Much of the power of extreme event attribution comes from its ability to address the firsthand experience of people suffering through specific heat waves or floods—their hyperlocality. But this also has its downsides. Most attribution studies look at events in the Global North, says Roop Singh, a climate risk adviser for the Red Cross Red Crescent Climate Center. “Scientists have, of course, their own interests, and they’re interested in what’s happening in their own backyards,” she says.
But extreme weather can have the most dire effects in precisely the areas that receive the least attention. “There are communities around the world that are more dependent directly on natural resources, they’re more exposed to weather and climate conditions,” Deepti Singh says. These disproportionate effects have inspired Singh to undertake research focused on her home country of India, where poor, rural populations are particularly vulnerable.
Slowing climate change is important in mitigating those effects—but addressing the other factors that contribute to them, like poverty and underdevelopment, is more likely to make the crucial difference in saving lives and livelihoods. “The fact that heat waves are so deadly, for example, is because we don’t care, as a society, about the poor people in bad housing with underlying health problems,” Otto says. “It’s not because of climate change, per se.”
These effects depend on structural issues, not to mention a host of contingent factors—a heat wave will be more deadly in a retirement community than a college town, for example. So it can be difficult to link climate change to the concrete effects that most matter to people.
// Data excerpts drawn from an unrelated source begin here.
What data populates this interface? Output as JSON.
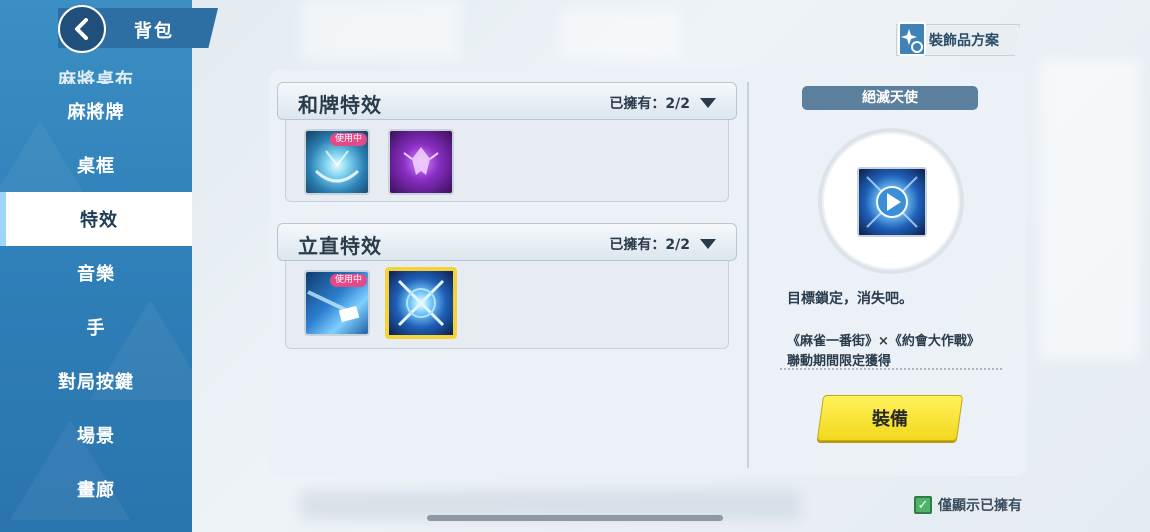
{
  "header": {
    "title": "背包",
    "back_icon": "chevron-left-icon"
  },
  "sidebar": {
    "items": [
      {
        "label": "麻將桌布",
        "state": "partial"
      },
      {
        "label": "麻將牌"
      },
      {
        "label": "桌框"
      },
      {
        "label": "特效",
        "state": "active"
      },
      {
        "label": "音樂"
      },
      {
        "label": "手"
      },
      {
        "label": "對局按鍵"
      },
      {
        "label": "場景"
      },
      {
        "label": "畫廊"
      }
    ]
  },
  "preset": {
    "label": "裝飾品方案",
    "icon": "sparkle-swap-icon"
  },
  "sections": [
    {
      "title": "和牌特效",
      "owned": "已擁有：2/2",
      "items": [
        {
          "icon": "blue-burst-effect",
          "badge": "使用中",
          "selected": false
        },
        {
          "icon": "purple-dragon-effect",
          "badge": "",
          "selected": false
        }
      ]
    },
    {
      "title": "立直特效",
      "owned": "已擁有：2/2",
      "items": [
        {
          "icon": "light-streak-effect",
          "badge": "使用中",
          "selected": false
        },
        {
          "icon": "blue-crossed-swords-effect",
          "badge": "",
          "selected": true
        }
      ]
    }
  ],
  "detail": {
    "name": "絕滅天使",
    "preview_icon": "play-icon",
    "description": "目標鎖定，消失吧。",
    "collab_line1": "《麻雀一番街》×《約會大作戰》",
    "collab_line2": "聯動期間限定獲得",
    "equip_label": "裝備"
  },
  "filter": {
    "label": "僅顯示已擁有",
    "checked": true
  },
  "colors": {
    "accent_yellow": "#f2d81e",
    "sidebar_blue": "#2f7fb8",
    "badge_pink": "#e24b88"
  }
}
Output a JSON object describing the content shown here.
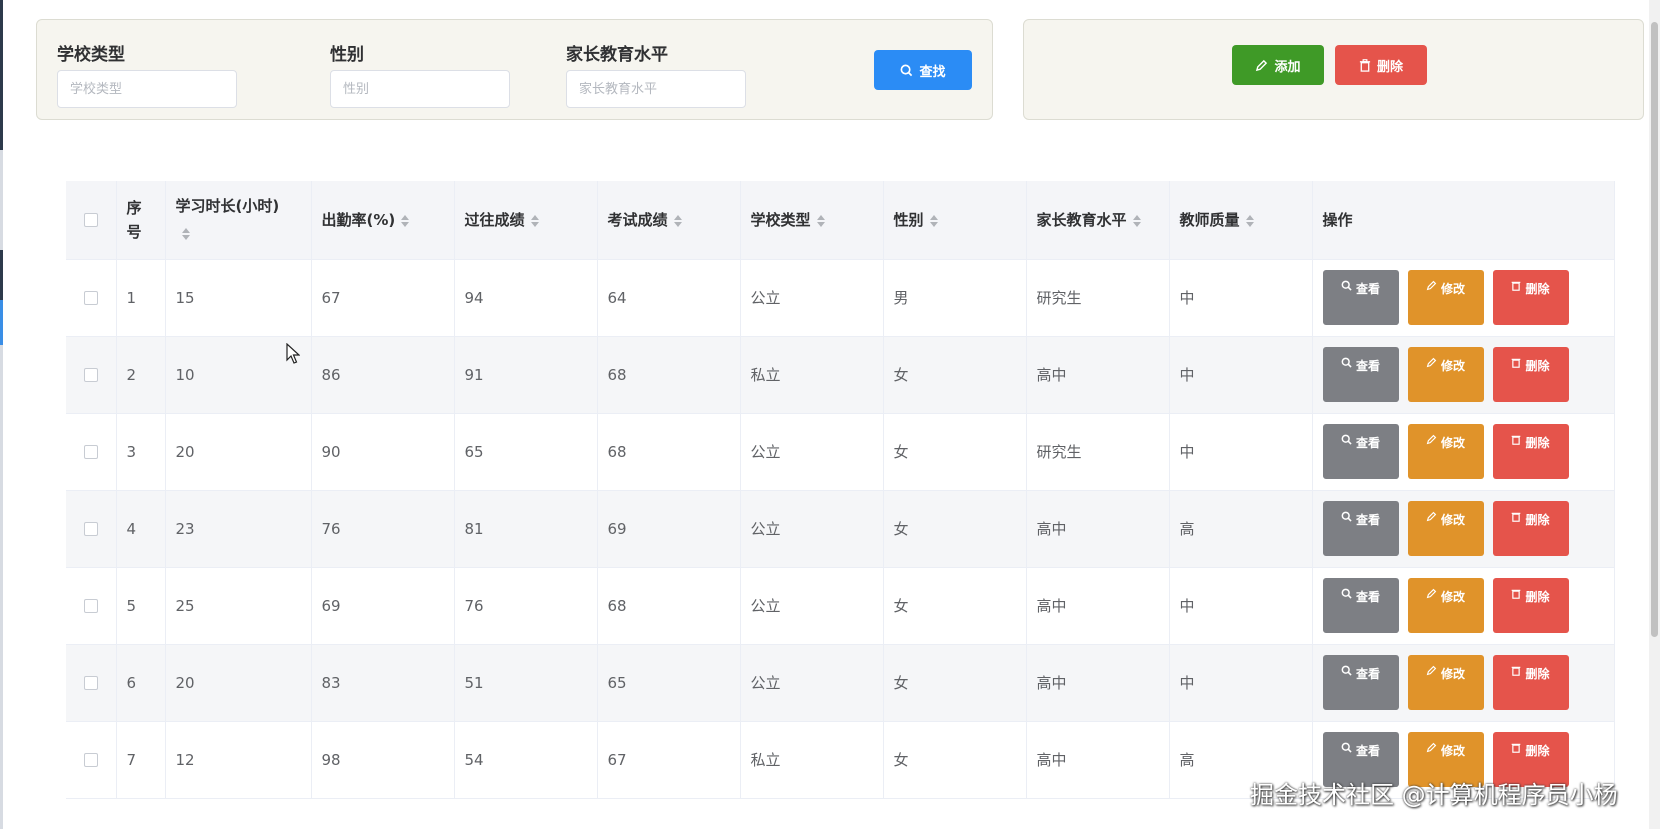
{
  "search": {
    "fields": [
      {
        "label": "学校类型",
        "placeholder": "学校类型",
        "value": ""
      },
      {
        "label": "性别",
        "placeholder": "性别",
        "value": ""
      },
      {
        "label": "家长教育水平",
        "placeholder": "家长教育水平",
        "value": ""
      }
    ],
    "search_button": "查找"
  },
  "actions": {
    "add_button": "添加",
    "delete_button": "删除"
  },
  "table": {
    "columns": [
      "序号",
      "学习时长(小时)",
      "出勤率(%)",
      "过往成绩",
      "考试成绩",
      "学校类型",
      "性别",
      "家长教育水平",
      "教师质量",
      "操作"
    ],
    "index_header": [
      "序",
      "号"
    ],
    "rows": [
      [
        "1",
        "15",
        "67",
        "94",
        "64",
        "公立",
        "男",
        "研究生",
        "中"
      ],
      [
        "2",
        "10",
        "86",
        "91",
        "68",
        "私立",
        "女",
        "高中",
        "中"
      ],
      [
        "3",
        "20",
        "90",
        "65",
        "68",
        "公立",
        "女",
        "研究生",
        "中"
      ],
      [
        "4",
        "23",
        "76",
        "81",
        "69",
        "公立",
        "女",
        "高中",
        "高"
      ],
      [
        "5",
        "25",
        "69",
        "76",
        "68",
        "公立",
        "女",
        "高中",
        "中"
      ],
      [
        "6",
        "20",
        "83",
        "51",
        "65",
        "公立",
        "女",
        "高中",
        "中"
      ],
      [
        "7",
        "12",
        "98",
        "54",
        "67",
        "私立",
        "女",
        "高中",
        "高"
      ]
    ],
    "row_actions": {
      "view": "查看",
      "edit": "修改",
      "delete": "删除"
    }
  },
  "watermark": "掘金技术社区 @计算机程序员小杨",
  "colors": {
    "primary": "#2b8cf5",
    "success": "#3f9a27",
    "danger": "#e5544b",
    "warning": "#e0932a",
    "info": "#7d7f84"
  }
}
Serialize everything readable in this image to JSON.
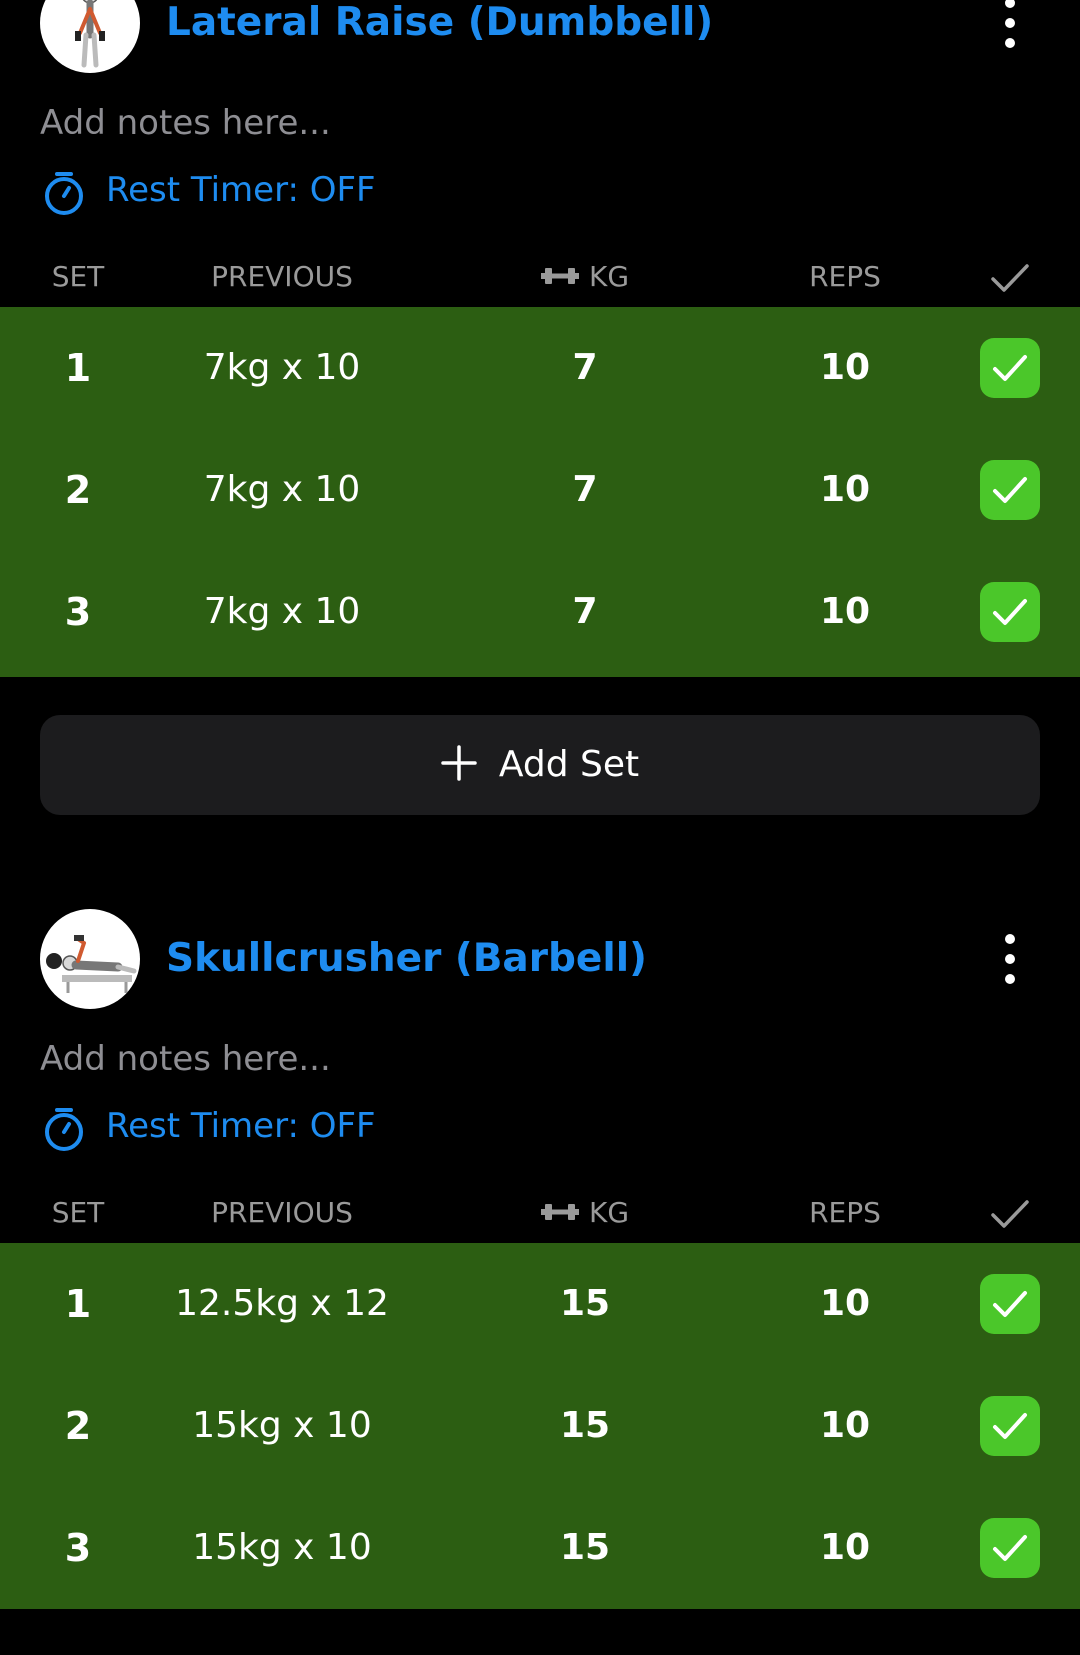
{
  "exercises": [
    {
      "title": "Lateral Raise (Dumbbell)",
      "notes_placeholder": "Add notes here...",
      "rest_timer": "Rest Timer: OFF",
      "columns": {
        "set": "SET",
        "previous": "PREVIOUS",
        "kg": "KG",
        "reps": "REPS"
      },
      "sets": [
        {
          "set": "1",
          "previous": "7kg x 10",
          "kg": "7",
          "reps": "10",
          "completed": true
        },
        {
          "set": "2",
          "previous": "7kg x 10",
          "kg": "7",
          "reps": "10",
          "completed": true
        },
        {
          "set": "3",
          "previous": "7kg x 10",
          "kg": "7",
          "reps": "10",
          "completed": true
        }
      ],
      "add_set_label": "Add Set"
    },
    {
      "title": "Skullcrusher (Barbell)",
      "notes_placeholder": "Add notes here...",
      "rest_timer": "Rest Timer: OFF",
      "columns": {
        "set": "SET",
        "previous": "PREVIOUS",
        "kg": "KG",
        "reps": "REPS"
      },
      "sets": [
        {
          "set": "1",
          "previous": "12.5kg x 12",
          "kg": "15",
          "reps": "10",
          "completed": true
        },
        {
          "set": "2",
          "previous": "15kg x 10",
          "kg": "15",
          "reps": "10",
          "completed": true
        },
        {
          "set": "3",
          "previous": "15kg x 10",
          "kg": "15",
          "reps": "10",
          "completed": true
        }
      ]
    }
  ],
  "icons": {
    "more": "more-vertical-icon",
    "timer": "stopwatch-icon",
    "kg": "dumbbell-icon",
    "check": "checkmark-icon",
    "add": "plus-icon"
  },
  "colors": {
    "accent": "#1e8cf0",
    "completed_row": "#2c5e12",
    "checkbox": "#4bc72a",
    "background": "#000000",
    "muted_text": "#8e8e93",
    "button_bg": "#1c1c1e"
  }
}
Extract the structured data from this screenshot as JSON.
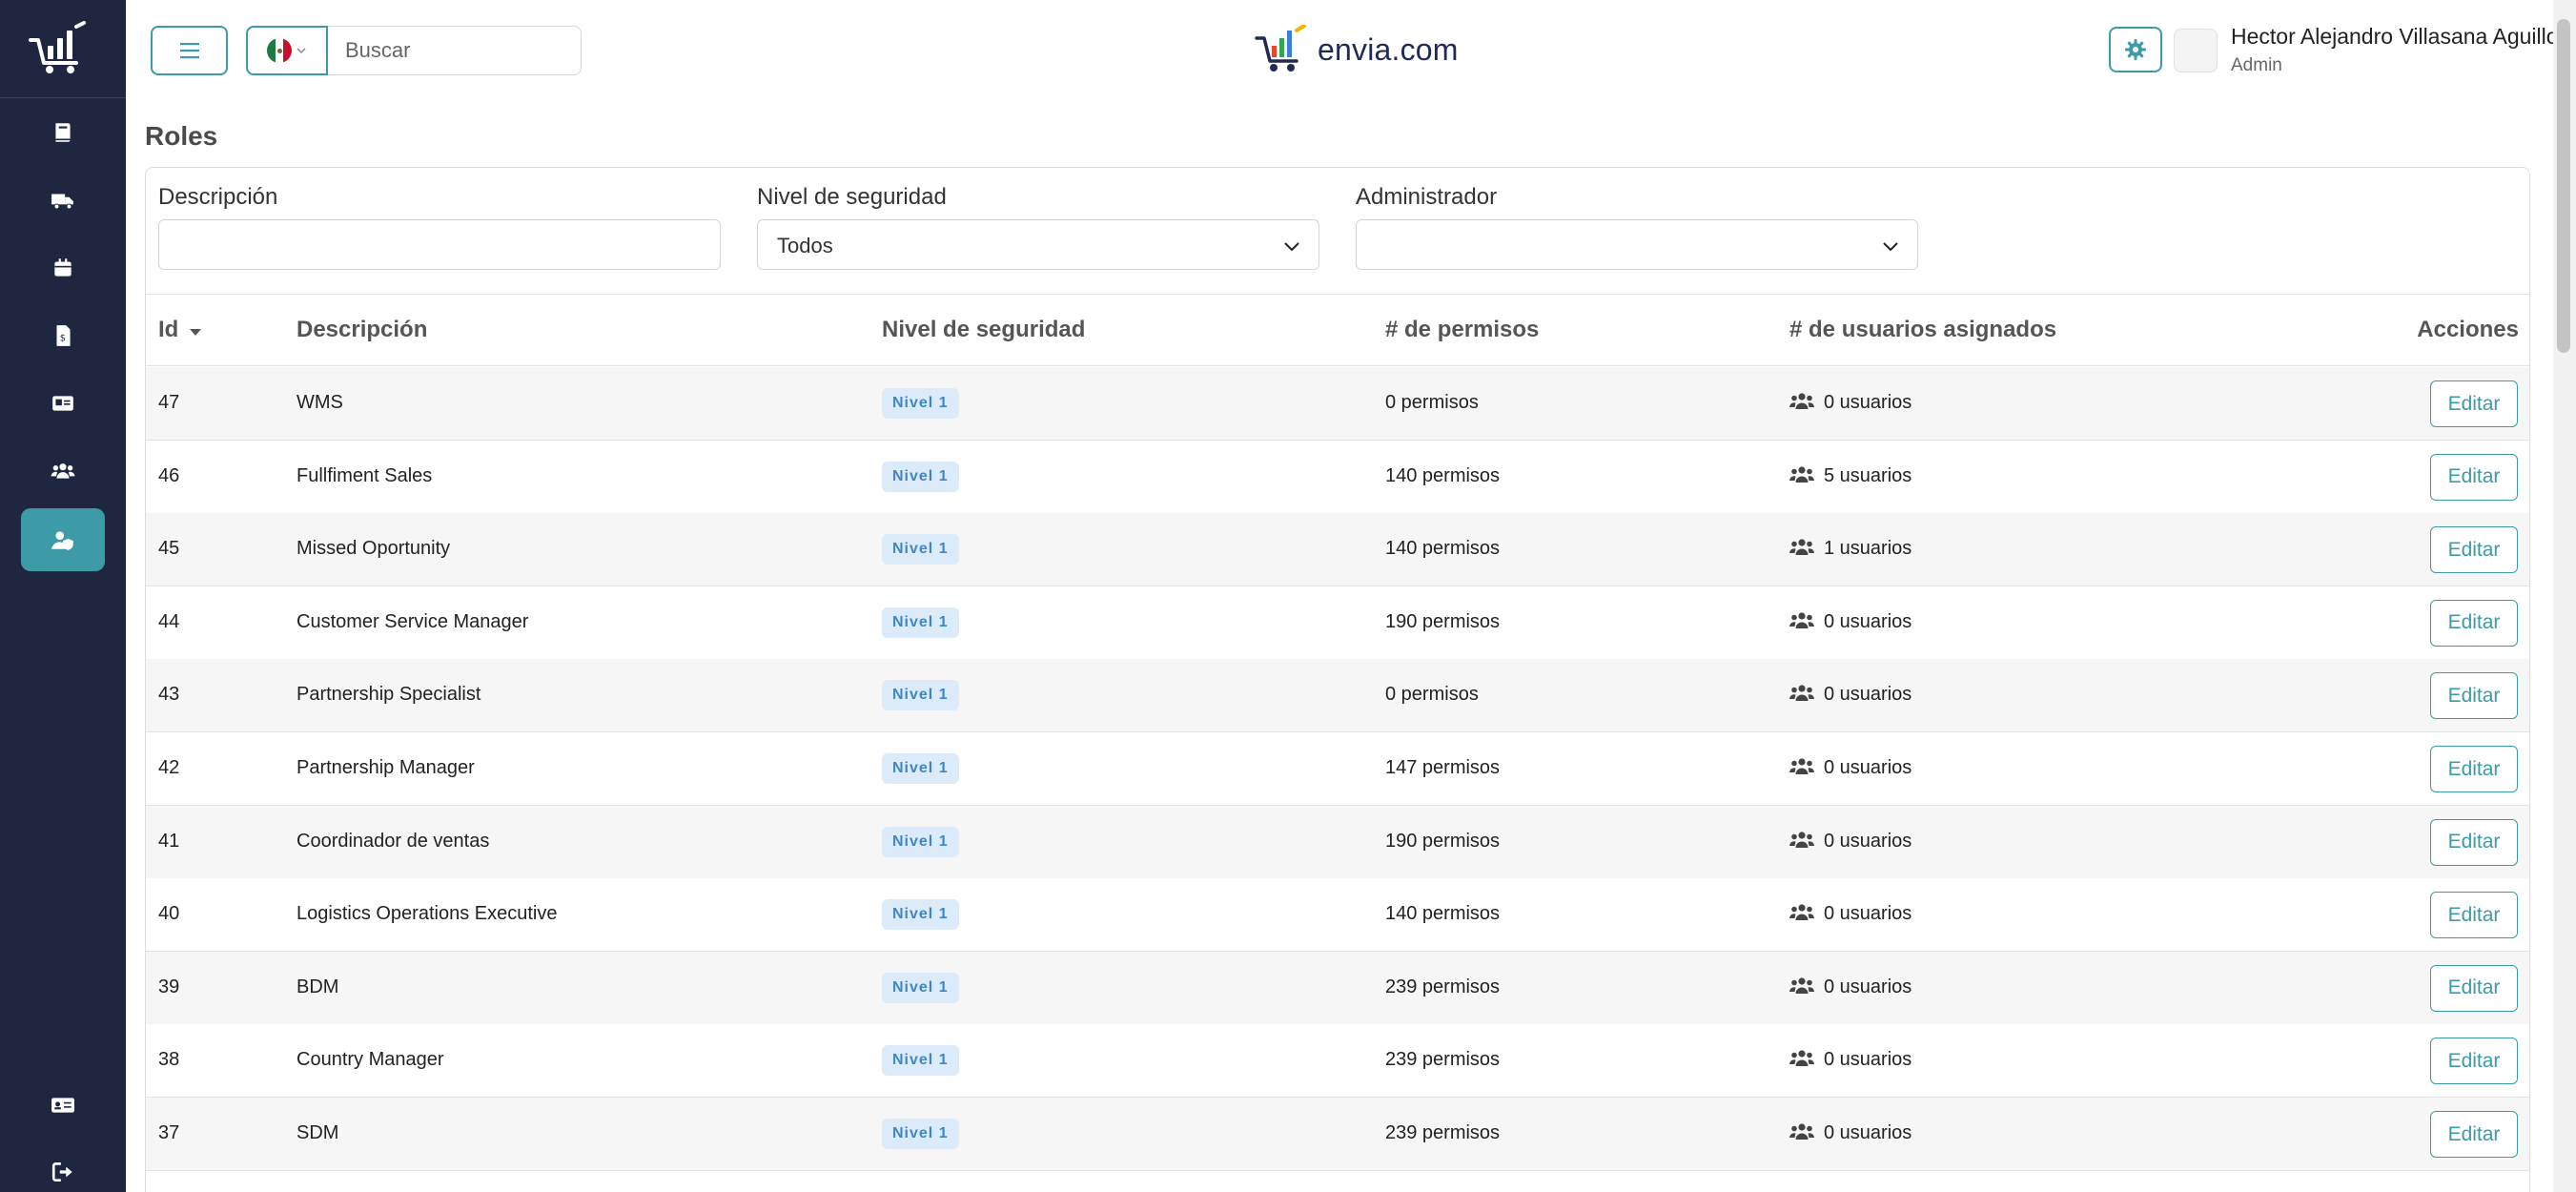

But scientists have started to make progress. Recently, for example, Diffenbaugh published a study linking climate change to financial costs from reduced crop yields. Another study out this year concluded that, across the world, 37 percent of heat-related deaths can be attributed to climate change.
“Impacts happen because of the context in which a disaster happens,” Roop Singh says. “Extreme event attribution starts the conversation. But in order for us to really answer those questions, we actually need to do a lot more science.”